It will come from a compatibility between different ways of composing interchangers.
(I'm going to use = to mean iso/homotopy in a HoTT-like way throughout, for ease of notation. I will also confuse proofs and homotopies throughout.)
To get a better intuition, let's first think about the case of higher groupoids. As a warmup let's think about the braided case first. So there we have a homotopy 3-type which is 1-connected and we want to understand why there's a braiding on 2-loops. (Note that universally it's enough to just do this for the sphere $S^2$, so secretly we're trying to understand $\pi_3(S^2)$.) But, as you know, this is just the usual Eckmann-Hilton argument where we just braid the maps around each other. Translating this into compositions turns into the interchange law because the first half of the argument is:
$$x \circ_1 y = (x \circ_2 1) \circ_1 (1 \circ_2 y) = (x \circ_1 1) \circ_2 (1 \circ_1 y) = x \circ_2 y.$$
Note carefully that there are actually two proofs of Eckmann-Hilton: one where you rotate clockwise and one where you rotate counterclockwise. These proofs are different and they correspond to the two generators of $\pi_3(S^2) = \mathbb{Z}$. It is the fact that these two proofs of Eckmann-Hilton are different that makes these categories braided and not symmetric.
Alright, now let's move up one dimension higher. Now we're looking at 2-connected 4-groupoids. Now the algebraic topology question is the well-known fact that the generator of $\pi_3(S^2) = \mathbb{Z}$ has only order 2 when you stabilize it to put it in $\pi_4(S^3)$. Where does this come from? Well, it's clearly the same thing as asking why the two proofs of Eckmann-Hilton become the same when applied to 3-loops. Here the topological intuition is clear: take your clockwise proof and rotate it around the x-axis until it comes back into the plane becoming the counterclockwise proof.
Let's think about this in more detail. You can think of Eckmann-Hilton as taking place on a big square made up of four little squares with two tiles labelled x and y and the blanks labelled by identities and then sliding them around. Now we're looking in 3-dimensions at cubes and we want to slide one proof into the other by moving into the third dimension.
So we start with the proof:
$$x \circ_1 y = (x \circ_2 1) \circ_1 (1 \circ_2 y) = (x \circ_1 1) \circ_2 (1 \circ_1 y) = x \circ_2 y = \ldots = y \circ_1 x.$$
Next we need to introduce a third dimension to give ourselves more room to work. So maybe:
$$x \circ_1 y = (x \circ_2 1) \circ_1 (1 \circ_2 y) = (x \circ_1 1) \circ_2 (1 \circ_1 y) = ((x \circ_1 1) \circ_2 (1 \circ_1 y)) \circ_3 ((1 \circ_1 1) \circ_2 (1 \circ_1 1)) = \ldots$$
Then one gradually moves the clockwise proof around into the third dimension (so the interesting part is in the $\circ_2$ $\circ_3$ plane instead of the $\circ_1$ $\circ_2$ plane) and then back into the plane until it becomes the counterclockwise proof. I'm not going to write down the rest of this proof because it would take a while to get it entirely right and it would be hard to fit nicely on the screen anyway. But I'm confident that given a couple days I could write such a proof in Agda, and hopefully the idea is clear.

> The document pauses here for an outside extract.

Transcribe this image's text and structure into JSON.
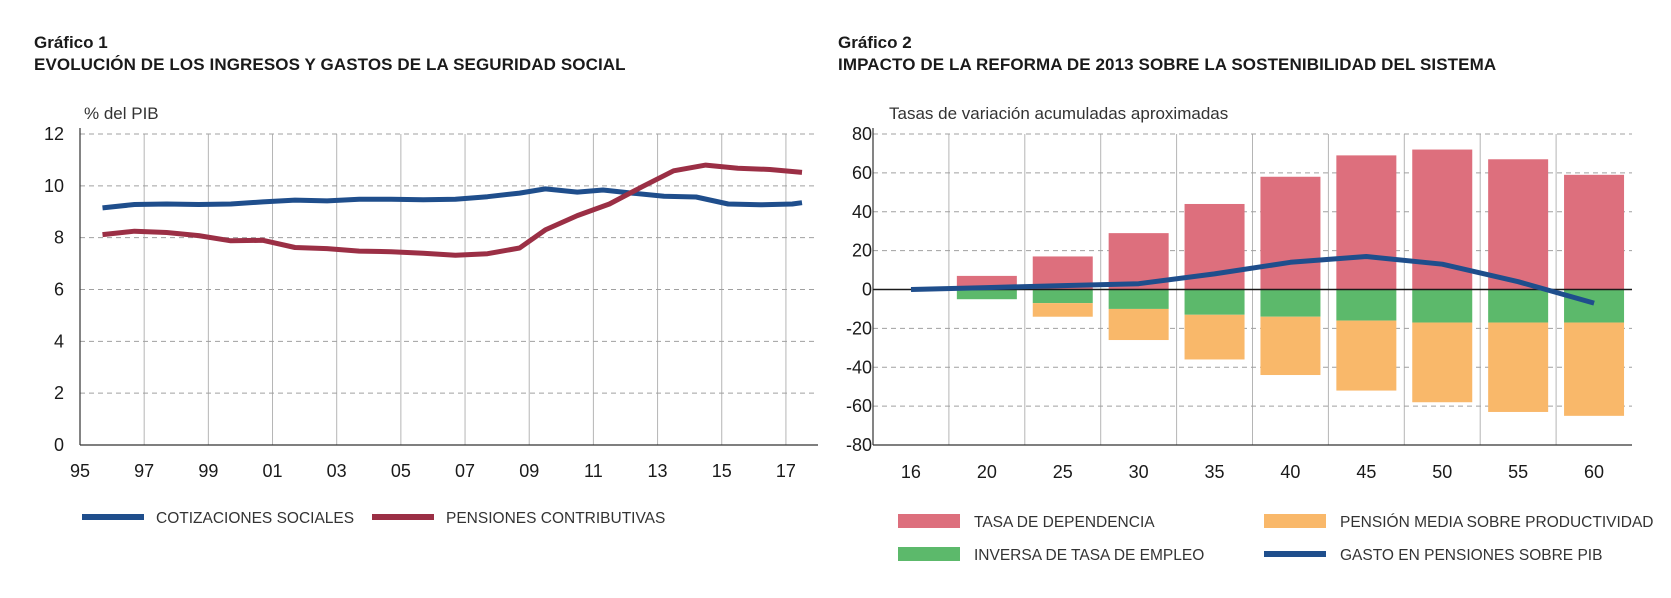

Just like the key lemma in proving Eckmann-Hilton is the interchange law, in order to prove this result we're going to need a higher interchanger relating the three compositions and their pairwise interchangers. Once you have such a higher interchanger the above proof should work for any doubly monoidal 4-category without groupoid-ness appearing anywhere.